After watching someone get carted off by an ambulance for landing wrong on their neck, I started to fear flips on floor, forget my routine, and picture all of the potential accidents that could happen to me. I loved floor for similar reasons to beam. I loved that elegant, strong feeling of dancing, flipping, precision. Instead of focusing on that, all I could feel was terror.

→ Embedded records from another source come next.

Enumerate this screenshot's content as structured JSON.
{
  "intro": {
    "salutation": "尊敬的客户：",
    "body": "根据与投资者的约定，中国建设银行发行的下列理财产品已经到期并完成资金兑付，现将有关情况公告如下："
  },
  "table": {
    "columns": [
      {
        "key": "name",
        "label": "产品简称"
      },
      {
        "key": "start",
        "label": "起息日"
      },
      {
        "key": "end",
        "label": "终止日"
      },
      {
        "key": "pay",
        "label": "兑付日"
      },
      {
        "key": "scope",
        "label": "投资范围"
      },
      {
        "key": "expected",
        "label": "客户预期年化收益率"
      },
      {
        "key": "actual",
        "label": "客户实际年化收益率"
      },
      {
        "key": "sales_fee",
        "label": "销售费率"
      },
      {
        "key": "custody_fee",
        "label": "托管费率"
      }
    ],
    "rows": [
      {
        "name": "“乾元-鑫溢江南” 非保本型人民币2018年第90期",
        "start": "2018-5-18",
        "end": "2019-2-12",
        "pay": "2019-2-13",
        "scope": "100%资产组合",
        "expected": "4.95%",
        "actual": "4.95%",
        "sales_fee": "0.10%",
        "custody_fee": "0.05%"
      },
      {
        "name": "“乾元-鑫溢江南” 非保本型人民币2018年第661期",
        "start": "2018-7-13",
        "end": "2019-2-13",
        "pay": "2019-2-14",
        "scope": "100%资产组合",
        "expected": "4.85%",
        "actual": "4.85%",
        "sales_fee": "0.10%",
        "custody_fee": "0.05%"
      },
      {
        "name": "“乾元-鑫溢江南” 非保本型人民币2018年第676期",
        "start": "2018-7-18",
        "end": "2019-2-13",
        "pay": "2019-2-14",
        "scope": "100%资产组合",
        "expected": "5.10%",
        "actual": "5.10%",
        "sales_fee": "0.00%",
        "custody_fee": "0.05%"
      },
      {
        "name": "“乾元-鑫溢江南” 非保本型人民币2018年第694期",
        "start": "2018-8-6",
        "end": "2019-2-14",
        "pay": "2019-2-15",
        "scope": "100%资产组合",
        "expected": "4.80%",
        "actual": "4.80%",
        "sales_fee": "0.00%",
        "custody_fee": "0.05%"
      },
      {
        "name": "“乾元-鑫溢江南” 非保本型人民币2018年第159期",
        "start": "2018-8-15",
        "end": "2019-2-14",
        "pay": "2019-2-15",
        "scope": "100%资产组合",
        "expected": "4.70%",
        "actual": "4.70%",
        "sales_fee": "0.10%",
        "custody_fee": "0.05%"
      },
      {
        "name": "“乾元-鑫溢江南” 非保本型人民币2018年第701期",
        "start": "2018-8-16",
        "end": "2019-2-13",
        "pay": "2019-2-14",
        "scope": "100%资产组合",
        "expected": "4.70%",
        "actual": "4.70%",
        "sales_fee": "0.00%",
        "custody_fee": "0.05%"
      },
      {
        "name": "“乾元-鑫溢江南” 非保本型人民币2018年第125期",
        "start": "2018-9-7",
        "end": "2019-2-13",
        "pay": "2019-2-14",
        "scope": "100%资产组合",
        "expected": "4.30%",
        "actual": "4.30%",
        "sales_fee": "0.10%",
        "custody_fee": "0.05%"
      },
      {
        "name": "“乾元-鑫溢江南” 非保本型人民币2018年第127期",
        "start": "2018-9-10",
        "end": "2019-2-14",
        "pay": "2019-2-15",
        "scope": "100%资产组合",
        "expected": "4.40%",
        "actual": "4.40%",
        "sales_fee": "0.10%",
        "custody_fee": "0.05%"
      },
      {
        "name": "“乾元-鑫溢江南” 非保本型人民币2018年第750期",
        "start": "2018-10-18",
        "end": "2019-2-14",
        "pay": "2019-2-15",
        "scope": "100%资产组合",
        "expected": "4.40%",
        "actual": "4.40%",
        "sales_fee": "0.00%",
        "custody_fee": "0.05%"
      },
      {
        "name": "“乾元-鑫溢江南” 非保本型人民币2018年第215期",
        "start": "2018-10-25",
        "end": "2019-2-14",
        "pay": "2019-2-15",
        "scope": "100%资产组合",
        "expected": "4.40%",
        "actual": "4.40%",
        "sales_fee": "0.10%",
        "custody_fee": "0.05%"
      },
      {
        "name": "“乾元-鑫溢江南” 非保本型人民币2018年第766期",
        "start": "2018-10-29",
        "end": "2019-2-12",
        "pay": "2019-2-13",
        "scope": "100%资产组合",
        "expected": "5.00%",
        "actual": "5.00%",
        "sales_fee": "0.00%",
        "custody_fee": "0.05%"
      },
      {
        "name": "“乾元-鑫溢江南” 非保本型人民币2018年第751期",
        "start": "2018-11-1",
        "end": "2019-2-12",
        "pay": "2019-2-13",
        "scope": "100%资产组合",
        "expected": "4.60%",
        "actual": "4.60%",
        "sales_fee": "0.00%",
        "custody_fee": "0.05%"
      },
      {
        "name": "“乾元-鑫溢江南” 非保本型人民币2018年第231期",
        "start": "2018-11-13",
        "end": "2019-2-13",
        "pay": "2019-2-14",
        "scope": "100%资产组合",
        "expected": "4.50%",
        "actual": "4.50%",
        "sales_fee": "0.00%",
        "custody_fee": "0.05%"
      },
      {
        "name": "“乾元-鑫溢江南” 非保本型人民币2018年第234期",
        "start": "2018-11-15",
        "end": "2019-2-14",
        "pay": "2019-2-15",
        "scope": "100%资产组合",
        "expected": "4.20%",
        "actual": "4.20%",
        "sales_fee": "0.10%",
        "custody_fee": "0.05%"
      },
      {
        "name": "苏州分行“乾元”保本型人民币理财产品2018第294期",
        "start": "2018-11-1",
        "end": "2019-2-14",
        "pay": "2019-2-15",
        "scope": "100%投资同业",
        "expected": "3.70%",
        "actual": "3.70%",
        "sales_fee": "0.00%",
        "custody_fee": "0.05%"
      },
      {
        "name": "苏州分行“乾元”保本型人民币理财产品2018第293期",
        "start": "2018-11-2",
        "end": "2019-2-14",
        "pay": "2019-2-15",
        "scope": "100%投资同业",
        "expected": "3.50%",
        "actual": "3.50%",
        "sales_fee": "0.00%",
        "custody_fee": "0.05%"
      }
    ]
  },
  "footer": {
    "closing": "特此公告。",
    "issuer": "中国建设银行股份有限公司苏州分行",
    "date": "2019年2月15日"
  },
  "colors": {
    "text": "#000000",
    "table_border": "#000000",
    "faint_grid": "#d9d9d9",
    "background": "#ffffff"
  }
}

I began really slipping mentally and intern, wasn't able to keep up physically as I was having so many panic attacks at practice. I leveled down and down until I was on a much less intense team. It wasn't even fun anymore. I had trained so hard and by this time, I was bored by a lack of challenge. I wanted to quit. Luckily, my mom really loved horse back riding and I had recently had an amazing experience at a sleep away gymnastics summer camp. I was riddled with fear and anxiety at this camp. I was maybe 10 years old and there were Olympic athletes speaking and training us. I signed up for horse back riding as one of my events that week and there it was, my safety, my calm, my excitement. It all came rushing back. I was cured! It was the gymnastics! It wasn't for me. So I thought...
Later that night, I decided to check out this cool karaoke spot that was provided for campers at all times of the day. It was the coolest thing ever. From then on, every night I would quickly eat my dinner, and rush over to start practicing before anyone got there. I had been writing songs at home to myself for a little while, and it felt like the opportunity of a lifetime to be on a stage and sing songs by my heroes. In those moments, I was Britney Spears.
Gymnastics camp taught me and confirmed a lot. I do not want to be a gymnast, for it is too dangerous and I might die (obviously, very much due to anxiety and catastrophic thinking), my mom loves horses and it was a sure fire way to get out of gymnastics and "change sports", and I want to be a pop star. Everything was perfectly planned and it really was, it all really worked. Sorry mom for using your love of horses against you to get out of gymnastics.
I'm 26 now and I feel like I am repeating gymnastics all over again with my music. I'm afraid of the flips, the failure, the cost of my life. Though it’s not physically dangerous, it has dangers too. If you're not careful, you could go broke, you need a job that understands and is okay with touring, it's long nights, it's less time with friends, family, and loved ones. It's a sacrifice. Why are things I love always such a sacrifice? Why can't I just be happy working a 9-5 for the rest of my life. I have time after work and on weekends to make things happen. I have a job I really like that affords me the ability to live and provide for myself. I know I am safe, have the time, talent, and the means to have my career really off the ground in a couple of years. Why am I so scared of taking risks? It absolutely terrifies me.
all that to say: I am making an oath to myself, to work healthier not harder, to focus on what I love and things that bring me joy, to practice gratitude and my damn guitar too, to write as much as I can because it makes me happy. Like I said, I don't do well under competitive pressure and I think why I liked Asbury so much was because it felt like a big music family. Maybe every city has a music family, I am in Nashville....the odds are in my favor. Maybe I am my own music city, music family, cheerleader, writer, and worker.
Maybe you are too at whatever you love to do. More on this in another blog. Thanks for reading.